L'espace et le lieu

Yannick Torlini explore les effets de la langue sur la destinée humaine et sa portée sur les lieux qu’on habite. En se penchant sur les thèmes de l’amour, de l’échec, de la douleur, la langue qu’il emploie s’enroule autour du surgissement et disparition de l’amour, de l’autre.
Par cette langue «malangue», il capte les émotions qui nous traversent au quotidien dans une écriture de l’empathie.

Comment continuer à dire, à trouver l'espace où rejoindre l'autre malgré la douleur, la fin qui rôde, comment retrouver l’autre dans l’espace habité, dans les lieux désertés.
Le texte de Yannick Torlini tourne autour du lieu, de l’espace, et ce thème est central dans beaucoup d’autres oeuvres qu’il a publié.
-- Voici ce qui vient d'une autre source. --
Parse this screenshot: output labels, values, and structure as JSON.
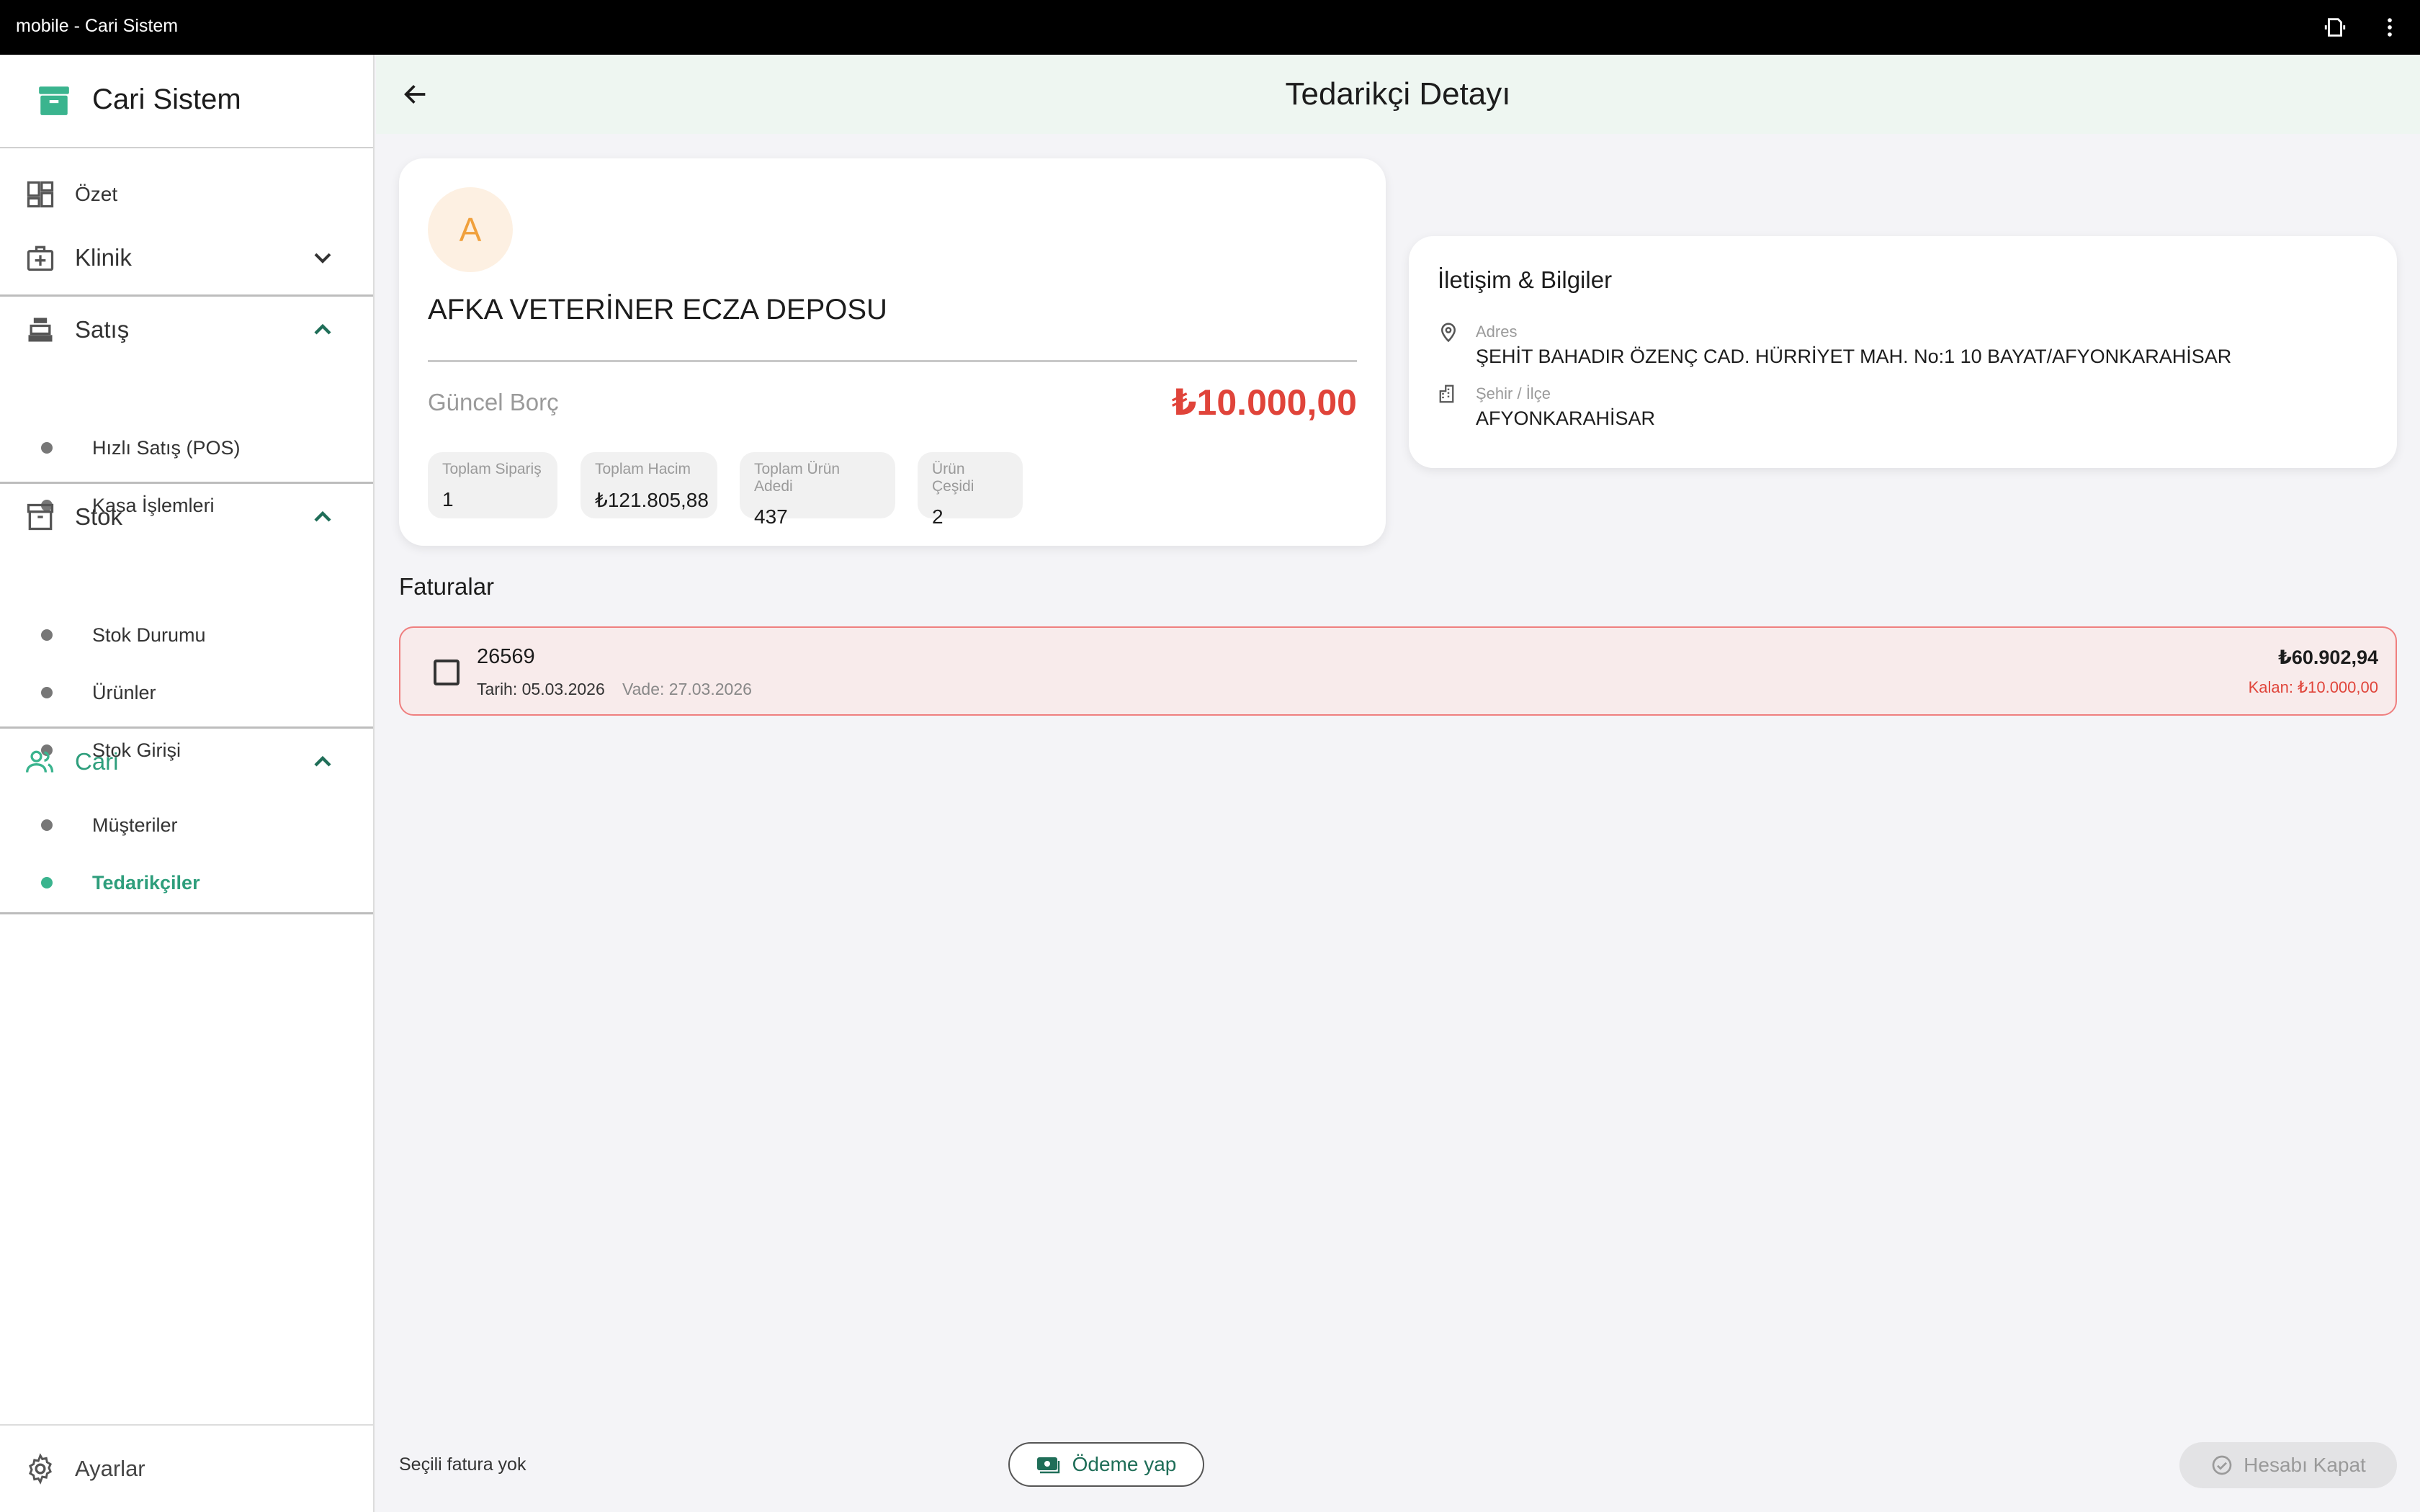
{
  "window": {
    "title": "mobile - Cari Sistem",
    "icons": [
      "rotate-icon",
      "more-vert-icon"
    ]
  },
  "sidebar": {
    "brand": "Cari Sistem",
    "ozet": "Özet",
    "klinik": "Klinik",
    "satis": {
      "label": "Satış",
      "items": [
        "Hızlı Satış (POS)",
        "Kasa İşlemleri"
      ]
    },
    "stok": {
      "label": "Stok",
      "items": [
        "Stok Durumu",
        "Ürünler",
        "Stok Girişi"
      ]
    },
    "cari": {
      "label": "Cari",
      "items": [
        "Müşteriler",
        "Tedarikçiler"
      ]
    },
    "settings": "Ayarlar",
    "accent_color": "#3ab48e"
  },
  "page": {
    "title": "Tedarikçi Detayı",
    "supplier": {
      "initial": "A",
      "name": "AFKA VETERİNER ECZA DEPOSU",
      "debt_label": "Güncel Borç",
      "debt_value": "₺10.000,00",
      "stats": [
        {
          "label": "Toplam Sipariş",
          "value": "1"
        },
        {
          "label": "Toplam Hacim",
          "value": "₺121.805,88"
        },
        {
          "label": "Toplam Ürün Adedi",
          "value": "437"
        },
        {
          "label": "Ürün Çeşidi",
          "value": "2"
        }
      ]
    },
    "contact": {
      "title": "İletişim & Bilgiler",
      "address_label": "Adres",
      "address": "ŞEHİT BAHADIR ÖZENÇ CAD. HÜRRİYET MAH. No:1 10 BAYAT/AFYONKARAHİSAR",
      "city_label": "Şehir / İlçe",
      "city": "AFYONKARAHİSAR"
    },
    "invoices_title": "Faturalar",
    "invoices": [
      {
        "number": "26569",
        "date": "Tarih: 05.03.2026",
        "due": "Vade: 27.03.2026",
        "total": "₺60.902,94",
        "remaining": "Kalan: ₺10.000,00"
      }
    ],
    "footer": {
      "selected_text": "Seçili fatura yok",
      "pay_label": "Ödeme yap",
      "close_label": "Hesabı Kapat"
    }
  }
}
Le lieu est espace à parcourir, à se rencontrer, un espace pour la solitude, pour l’écriture.

 

14 euros

 


 

EXTRAITS


cela viendrait peut-être du lieu, de l’espace qui s’y agence par lambeaux. cela viendrait peut- être. de ce qui y vit ou essaie. de ce qui y prolifère ou disparaît. de ce qui s’y éreinte et pense et malgré la nuit. de tout ce qui tient et habite l'improbable fiction du monde. son insuffisance des jours. son temps de pierres et de sable mêlés, s'effritant sous les tempêtes. sa fluidité résistante. sa représentation obstinée, rejouée d'instant en instant, dans l’angoisse que ce ne soit la dernière, peut-être. cela viendrait du lieu, dans. chaque espace, chaque geste recommencés ou comme abandonnés aux recommencements du corps. dedans, abandonnés. à ces animaux de mains et de doigts, de bras, d’os et de chairs. à ce qui ne parle pas. à ce qui n’a pas de langue. à ce qu'il faudrait refaire, encore et encore, finalement. refaire pour ne pas cesser, pour ne pas même imaginer cesser un instant.

 

de gris patiné. quelques éclats subsistent dans la peinture, révélant une teinte plus ancienne. tout autour, quatre chaises en bois, de la même couleur. cette table reste le plus souvent vide et inoccupée. on y trouve parfois quelques fruits finissant de mûrir, entassés dans un compotier en acier inoxydable. parfois aussi, quelques livres, quelques papiers, un briquet, des cigarettes

au-dessus de la tête de lit, fixées au mur, une série d'étagères en bois foncé. ces étagères sont vides. elles n’appartiennent qu’à l’espace et au mur.
de chaque côté du lit, une table de chevet, en bois clair, avec un compartiment ouvert. sur chacune est disposée une lampe à pied, dont la vasque forme un motif floral, une corolle. sur la table de gauche, un couteau, un réveil, parfois un livre et une paire de lunettes. l'espace est plutôt vide et épuré. réduit à son strict nécessaire, celui d’une existence quasi-monastique. devant la chambre, lorsqu’on en sort, il y a un petit palier. quelques cadres sont accrochés sur les murs. des affiches, des poèmes, des souvenirs d'une autre vie. sur la gauche, la salle de bain, étroite, dans les tons taupe, avec une baignoire. plus loin, la cuisine, dont les fenêtres donnent sur l’allée. cette pièce, étroite elle aussi, est destinée à une ou deux personnes, cuisinant peu. quelques ustensiles, une plaque de cuisson, un four électrique, un four à micro- ondes, une bouilloire, une cafetière, un évier, un lave-vaisselle. au milieu de la cuisine, une petite table rectangulaire en fer et à plateau de marbre, et deux chaises pliantes. seule une est utilisée.